[License-discuss] Private modification

Russell McOrmond russellmcormond at gmail.com
Fri Aug 9 03:02:27 UTC 2019


On Thu, Aug 8, 2019 at 9:50 PM Moritz Maxeiner <mm at ucw.sh> wrote:

>
> I'm not sure if it can be considered a good policy argument, but my point
> of
> view is that it's - at the very least - ethically questionable to take
> source
> code that the author clearly intended to be libre, improve upon it, and
> then
> keep the improvements from the rest of the world; or the sinister variant
> of
> it: Make it worse and pretend you didn't. As an example of the latter
> consider
> the following (contrived, but imho not implausible scenario):
>



Your first example is a question of method of payment, with source code for
undistributed/communicated software being used as a substitute for
copyright royalties.  I still hear arguments from people saying that FLOSS
is a form of dumping which lowers what royalty fees can be charged, and
thus should be declared illegal.  I don't see much of a difference between
the arguments in favour of demanding source code for undistributed software
and a suggestion that royalty-free software be declared anti-competitive.

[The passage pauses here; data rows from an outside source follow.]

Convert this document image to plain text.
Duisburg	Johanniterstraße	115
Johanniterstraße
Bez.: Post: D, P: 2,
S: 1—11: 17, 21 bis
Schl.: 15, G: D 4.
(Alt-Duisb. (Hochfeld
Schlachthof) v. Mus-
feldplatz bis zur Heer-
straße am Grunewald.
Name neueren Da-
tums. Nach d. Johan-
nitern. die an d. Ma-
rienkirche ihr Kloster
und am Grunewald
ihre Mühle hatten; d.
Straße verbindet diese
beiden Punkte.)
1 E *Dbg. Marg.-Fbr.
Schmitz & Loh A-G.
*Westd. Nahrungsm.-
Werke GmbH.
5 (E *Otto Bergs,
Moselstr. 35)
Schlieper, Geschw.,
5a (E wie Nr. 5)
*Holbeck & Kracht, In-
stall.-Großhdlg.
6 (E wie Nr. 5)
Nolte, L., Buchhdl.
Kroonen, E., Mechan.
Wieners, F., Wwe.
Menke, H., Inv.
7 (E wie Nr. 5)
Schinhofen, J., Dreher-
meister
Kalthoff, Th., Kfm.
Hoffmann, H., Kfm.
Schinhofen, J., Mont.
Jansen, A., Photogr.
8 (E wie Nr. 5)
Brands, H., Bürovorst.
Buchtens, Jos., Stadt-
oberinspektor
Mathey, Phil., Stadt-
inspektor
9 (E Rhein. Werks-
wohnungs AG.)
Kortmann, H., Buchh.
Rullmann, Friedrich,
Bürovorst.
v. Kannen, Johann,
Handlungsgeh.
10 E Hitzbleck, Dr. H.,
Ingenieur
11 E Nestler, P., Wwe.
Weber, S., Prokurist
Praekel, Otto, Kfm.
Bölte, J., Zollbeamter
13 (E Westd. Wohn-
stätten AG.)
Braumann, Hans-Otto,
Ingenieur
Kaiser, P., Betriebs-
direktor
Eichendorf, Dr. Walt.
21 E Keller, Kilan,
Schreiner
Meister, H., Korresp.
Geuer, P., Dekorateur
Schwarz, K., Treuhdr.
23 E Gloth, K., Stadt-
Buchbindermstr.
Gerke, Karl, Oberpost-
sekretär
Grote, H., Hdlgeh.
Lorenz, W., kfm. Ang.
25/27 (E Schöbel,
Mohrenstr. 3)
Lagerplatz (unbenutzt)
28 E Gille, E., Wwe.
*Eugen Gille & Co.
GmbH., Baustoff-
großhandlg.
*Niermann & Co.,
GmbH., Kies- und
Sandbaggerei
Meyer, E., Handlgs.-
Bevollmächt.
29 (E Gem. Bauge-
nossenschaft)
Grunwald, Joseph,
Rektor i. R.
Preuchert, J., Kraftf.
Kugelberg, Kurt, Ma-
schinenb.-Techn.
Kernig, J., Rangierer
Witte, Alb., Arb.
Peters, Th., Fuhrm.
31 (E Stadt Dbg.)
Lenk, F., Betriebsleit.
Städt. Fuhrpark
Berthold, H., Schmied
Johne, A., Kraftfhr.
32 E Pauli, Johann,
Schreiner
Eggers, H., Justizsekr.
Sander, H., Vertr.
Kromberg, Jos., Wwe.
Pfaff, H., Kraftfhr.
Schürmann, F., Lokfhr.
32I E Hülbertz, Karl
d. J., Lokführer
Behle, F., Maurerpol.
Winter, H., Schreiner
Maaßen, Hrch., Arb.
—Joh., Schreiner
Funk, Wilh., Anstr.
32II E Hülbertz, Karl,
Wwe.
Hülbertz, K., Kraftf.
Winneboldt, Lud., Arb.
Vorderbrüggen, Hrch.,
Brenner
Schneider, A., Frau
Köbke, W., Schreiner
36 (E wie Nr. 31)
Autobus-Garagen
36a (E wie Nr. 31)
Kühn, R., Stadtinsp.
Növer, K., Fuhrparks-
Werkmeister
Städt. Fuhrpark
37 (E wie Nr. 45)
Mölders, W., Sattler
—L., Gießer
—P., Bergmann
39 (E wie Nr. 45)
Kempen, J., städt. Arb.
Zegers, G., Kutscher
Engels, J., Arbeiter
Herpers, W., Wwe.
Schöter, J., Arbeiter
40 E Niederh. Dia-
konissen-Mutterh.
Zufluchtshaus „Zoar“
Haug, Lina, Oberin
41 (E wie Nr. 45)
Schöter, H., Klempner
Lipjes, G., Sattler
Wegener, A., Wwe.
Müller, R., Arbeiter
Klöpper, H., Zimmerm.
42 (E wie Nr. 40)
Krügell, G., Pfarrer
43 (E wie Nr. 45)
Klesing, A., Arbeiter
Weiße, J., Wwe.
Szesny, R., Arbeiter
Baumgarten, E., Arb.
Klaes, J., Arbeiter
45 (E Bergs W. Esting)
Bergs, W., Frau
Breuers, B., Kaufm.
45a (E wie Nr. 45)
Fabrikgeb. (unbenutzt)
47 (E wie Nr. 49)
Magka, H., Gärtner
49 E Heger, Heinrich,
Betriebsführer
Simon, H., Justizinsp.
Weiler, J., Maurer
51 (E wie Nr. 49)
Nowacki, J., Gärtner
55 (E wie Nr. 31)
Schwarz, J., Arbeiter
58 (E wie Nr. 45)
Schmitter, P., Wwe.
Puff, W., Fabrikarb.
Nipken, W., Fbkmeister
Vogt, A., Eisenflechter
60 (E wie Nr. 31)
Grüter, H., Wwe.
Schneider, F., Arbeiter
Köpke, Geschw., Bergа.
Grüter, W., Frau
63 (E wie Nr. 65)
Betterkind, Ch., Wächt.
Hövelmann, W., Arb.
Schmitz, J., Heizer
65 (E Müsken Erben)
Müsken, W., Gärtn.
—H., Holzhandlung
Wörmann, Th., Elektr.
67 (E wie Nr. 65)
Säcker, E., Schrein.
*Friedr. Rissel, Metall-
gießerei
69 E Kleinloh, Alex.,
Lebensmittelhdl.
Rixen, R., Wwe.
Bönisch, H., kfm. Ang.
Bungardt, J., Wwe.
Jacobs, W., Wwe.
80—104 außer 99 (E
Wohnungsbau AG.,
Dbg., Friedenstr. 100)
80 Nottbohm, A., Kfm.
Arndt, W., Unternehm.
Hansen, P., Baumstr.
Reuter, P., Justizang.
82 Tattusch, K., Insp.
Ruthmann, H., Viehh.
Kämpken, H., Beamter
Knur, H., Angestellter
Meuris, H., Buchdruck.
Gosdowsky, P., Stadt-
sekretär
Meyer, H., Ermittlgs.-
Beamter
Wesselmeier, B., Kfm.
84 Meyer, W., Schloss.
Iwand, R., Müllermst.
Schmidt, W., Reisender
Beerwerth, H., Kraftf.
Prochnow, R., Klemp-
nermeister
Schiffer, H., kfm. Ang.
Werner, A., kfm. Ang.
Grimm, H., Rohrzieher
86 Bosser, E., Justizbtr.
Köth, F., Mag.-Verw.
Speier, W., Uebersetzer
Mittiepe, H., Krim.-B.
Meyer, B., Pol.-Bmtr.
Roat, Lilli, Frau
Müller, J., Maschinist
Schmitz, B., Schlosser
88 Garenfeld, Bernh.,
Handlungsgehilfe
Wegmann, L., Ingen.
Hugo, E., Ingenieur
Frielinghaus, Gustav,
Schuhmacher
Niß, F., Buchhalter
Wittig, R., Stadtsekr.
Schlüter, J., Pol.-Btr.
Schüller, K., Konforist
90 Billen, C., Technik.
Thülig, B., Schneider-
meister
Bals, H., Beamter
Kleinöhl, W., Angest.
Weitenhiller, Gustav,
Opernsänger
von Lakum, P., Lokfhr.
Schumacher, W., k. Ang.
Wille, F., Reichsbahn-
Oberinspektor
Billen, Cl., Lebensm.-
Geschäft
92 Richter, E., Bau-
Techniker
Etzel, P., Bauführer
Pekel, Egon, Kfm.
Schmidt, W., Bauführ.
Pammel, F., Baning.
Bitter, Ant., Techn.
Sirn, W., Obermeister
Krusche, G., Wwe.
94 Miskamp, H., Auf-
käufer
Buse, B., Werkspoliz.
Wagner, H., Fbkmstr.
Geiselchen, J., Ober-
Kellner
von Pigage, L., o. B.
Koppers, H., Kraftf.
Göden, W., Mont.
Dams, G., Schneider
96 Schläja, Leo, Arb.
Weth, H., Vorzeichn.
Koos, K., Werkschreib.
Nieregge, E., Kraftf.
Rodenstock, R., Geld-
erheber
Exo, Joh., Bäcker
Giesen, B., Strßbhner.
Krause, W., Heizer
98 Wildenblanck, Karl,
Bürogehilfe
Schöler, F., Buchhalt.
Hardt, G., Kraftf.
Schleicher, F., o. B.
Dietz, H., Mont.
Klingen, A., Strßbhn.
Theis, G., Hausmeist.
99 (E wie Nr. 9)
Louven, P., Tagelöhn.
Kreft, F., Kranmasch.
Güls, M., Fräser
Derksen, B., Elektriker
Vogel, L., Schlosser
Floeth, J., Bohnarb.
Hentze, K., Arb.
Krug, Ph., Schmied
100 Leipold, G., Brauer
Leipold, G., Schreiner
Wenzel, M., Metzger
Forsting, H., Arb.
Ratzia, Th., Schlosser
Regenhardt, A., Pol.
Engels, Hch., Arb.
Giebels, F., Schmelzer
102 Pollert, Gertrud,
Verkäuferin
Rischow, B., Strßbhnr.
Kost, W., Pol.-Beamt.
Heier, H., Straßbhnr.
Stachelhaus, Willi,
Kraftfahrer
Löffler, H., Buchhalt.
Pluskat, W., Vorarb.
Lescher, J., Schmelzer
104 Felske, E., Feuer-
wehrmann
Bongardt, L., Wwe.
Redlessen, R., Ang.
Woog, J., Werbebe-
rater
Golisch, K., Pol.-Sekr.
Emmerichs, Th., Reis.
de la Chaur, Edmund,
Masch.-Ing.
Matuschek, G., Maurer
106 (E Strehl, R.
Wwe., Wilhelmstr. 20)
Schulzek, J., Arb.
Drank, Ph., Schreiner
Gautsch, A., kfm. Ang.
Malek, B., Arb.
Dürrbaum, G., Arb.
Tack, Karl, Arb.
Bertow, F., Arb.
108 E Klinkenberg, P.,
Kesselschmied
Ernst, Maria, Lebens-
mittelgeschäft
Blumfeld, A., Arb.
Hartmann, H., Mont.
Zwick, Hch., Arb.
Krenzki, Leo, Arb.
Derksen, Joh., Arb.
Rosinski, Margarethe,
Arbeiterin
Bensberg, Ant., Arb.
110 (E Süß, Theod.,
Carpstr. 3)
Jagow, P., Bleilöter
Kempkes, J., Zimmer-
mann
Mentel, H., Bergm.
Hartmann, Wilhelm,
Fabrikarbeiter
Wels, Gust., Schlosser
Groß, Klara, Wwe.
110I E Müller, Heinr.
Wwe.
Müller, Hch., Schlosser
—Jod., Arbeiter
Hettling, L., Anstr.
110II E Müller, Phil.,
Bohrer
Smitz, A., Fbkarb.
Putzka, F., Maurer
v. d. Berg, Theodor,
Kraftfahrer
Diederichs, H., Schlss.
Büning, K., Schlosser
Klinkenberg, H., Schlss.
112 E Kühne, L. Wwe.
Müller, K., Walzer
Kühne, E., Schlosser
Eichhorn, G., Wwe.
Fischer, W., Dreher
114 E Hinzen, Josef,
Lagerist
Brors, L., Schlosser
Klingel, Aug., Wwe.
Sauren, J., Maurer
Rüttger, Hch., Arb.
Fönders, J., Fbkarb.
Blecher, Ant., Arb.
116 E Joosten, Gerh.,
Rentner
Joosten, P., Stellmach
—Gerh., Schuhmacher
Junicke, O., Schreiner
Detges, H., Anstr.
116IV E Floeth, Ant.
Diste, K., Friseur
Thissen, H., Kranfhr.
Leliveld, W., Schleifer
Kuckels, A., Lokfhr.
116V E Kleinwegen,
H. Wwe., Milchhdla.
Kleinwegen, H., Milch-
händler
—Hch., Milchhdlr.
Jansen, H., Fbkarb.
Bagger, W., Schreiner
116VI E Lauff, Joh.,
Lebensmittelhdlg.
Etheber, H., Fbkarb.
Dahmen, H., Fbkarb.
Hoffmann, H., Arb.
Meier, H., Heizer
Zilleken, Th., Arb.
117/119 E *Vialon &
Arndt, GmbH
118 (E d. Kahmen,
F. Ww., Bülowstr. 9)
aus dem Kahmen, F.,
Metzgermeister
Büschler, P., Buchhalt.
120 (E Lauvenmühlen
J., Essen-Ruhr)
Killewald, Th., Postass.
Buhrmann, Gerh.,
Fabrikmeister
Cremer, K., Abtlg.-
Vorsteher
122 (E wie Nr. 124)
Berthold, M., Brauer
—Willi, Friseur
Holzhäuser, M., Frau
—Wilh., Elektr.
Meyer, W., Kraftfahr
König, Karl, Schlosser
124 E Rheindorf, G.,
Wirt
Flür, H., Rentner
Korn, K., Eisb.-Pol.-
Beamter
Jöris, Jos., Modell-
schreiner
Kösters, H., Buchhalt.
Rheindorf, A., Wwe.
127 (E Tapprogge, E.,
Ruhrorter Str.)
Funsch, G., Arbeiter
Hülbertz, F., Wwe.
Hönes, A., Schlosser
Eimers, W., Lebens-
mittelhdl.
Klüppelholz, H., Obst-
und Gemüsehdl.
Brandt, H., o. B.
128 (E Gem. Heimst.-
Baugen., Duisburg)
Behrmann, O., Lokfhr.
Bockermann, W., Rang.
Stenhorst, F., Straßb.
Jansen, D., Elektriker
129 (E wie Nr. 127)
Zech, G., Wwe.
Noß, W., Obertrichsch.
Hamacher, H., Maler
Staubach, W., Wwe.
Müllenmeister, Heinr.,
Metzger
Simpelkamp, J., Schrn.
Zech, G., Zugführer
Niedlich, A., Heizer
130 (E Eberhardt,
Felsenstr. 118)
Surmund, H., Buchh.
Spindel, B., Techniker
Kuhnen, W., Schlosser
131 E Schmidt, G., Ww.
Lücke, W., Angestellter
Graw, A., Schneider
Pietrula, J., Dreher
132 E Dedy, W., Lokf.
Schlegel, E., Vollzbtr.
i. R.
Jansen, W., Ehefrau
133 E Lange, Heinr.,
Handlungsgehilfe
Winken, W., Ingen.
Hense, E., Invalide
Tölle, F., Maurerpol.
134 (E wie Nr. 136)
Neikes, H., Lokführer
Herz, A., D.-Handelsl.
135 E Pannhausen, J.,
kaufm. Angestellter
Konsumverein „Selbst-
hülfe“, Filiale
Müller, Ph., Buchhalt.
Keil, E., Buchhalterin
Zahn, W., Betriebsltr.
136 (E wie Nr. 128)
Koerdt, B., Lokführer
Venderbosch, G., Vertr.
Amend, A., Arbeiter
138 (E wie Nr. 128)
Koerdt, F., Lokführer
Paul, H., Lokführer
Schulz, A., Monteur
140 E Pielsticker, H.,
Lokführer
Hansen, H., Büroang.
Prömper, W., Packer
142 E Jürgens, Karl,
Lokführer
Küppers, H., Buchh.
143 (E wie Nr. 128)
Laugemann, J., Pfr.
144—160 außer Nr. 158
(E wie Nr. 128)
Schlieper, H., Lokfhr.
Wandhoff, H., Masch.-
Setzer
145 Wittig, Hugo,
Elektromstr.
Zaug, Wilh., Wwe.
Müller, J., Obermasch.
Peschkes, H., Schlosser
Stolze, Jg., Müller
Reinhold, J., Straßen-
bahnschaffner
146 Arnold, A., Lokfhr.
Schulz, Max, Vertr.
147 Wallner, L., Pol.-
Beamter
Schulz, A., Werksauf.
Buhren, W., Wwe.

Disallowing software authors the ability to control private activities has
a public policy benefit to protecting the rights and interests of software
users that goes far beyond the public value of the otherwise private
software modifications.  I suspect our evaluation of the ethics of the two
scenarios are quite opposite, as I consider allowing software authors to
control private activities including private modifications to be unethical.


Whether a company can or cannot monitor the activities of employees using
company equipment is a matter of government regulation of employers, not
something that belongs in a software license.   Once we allow software
licenses to attempt to preempt the public policy process, we are suggesting
that software authors should be writing the laws rather than legislators (
...  http://codev2.cc/ ).  Some of these authors may be ethical, and some
unethical, and both extremes will have access to the same legal tools set
by precedent.

As someone who has spent months as an observer and witness in parliamentary
committees studying bills, and being the only representative of the FLOSS
community attending, I'm always frustrated at how software developers get
so excited about implementing public policy in software license agreements
and yet don't bother participating in the actual legislative process.
Attempting to take shortcuts will always have consequences.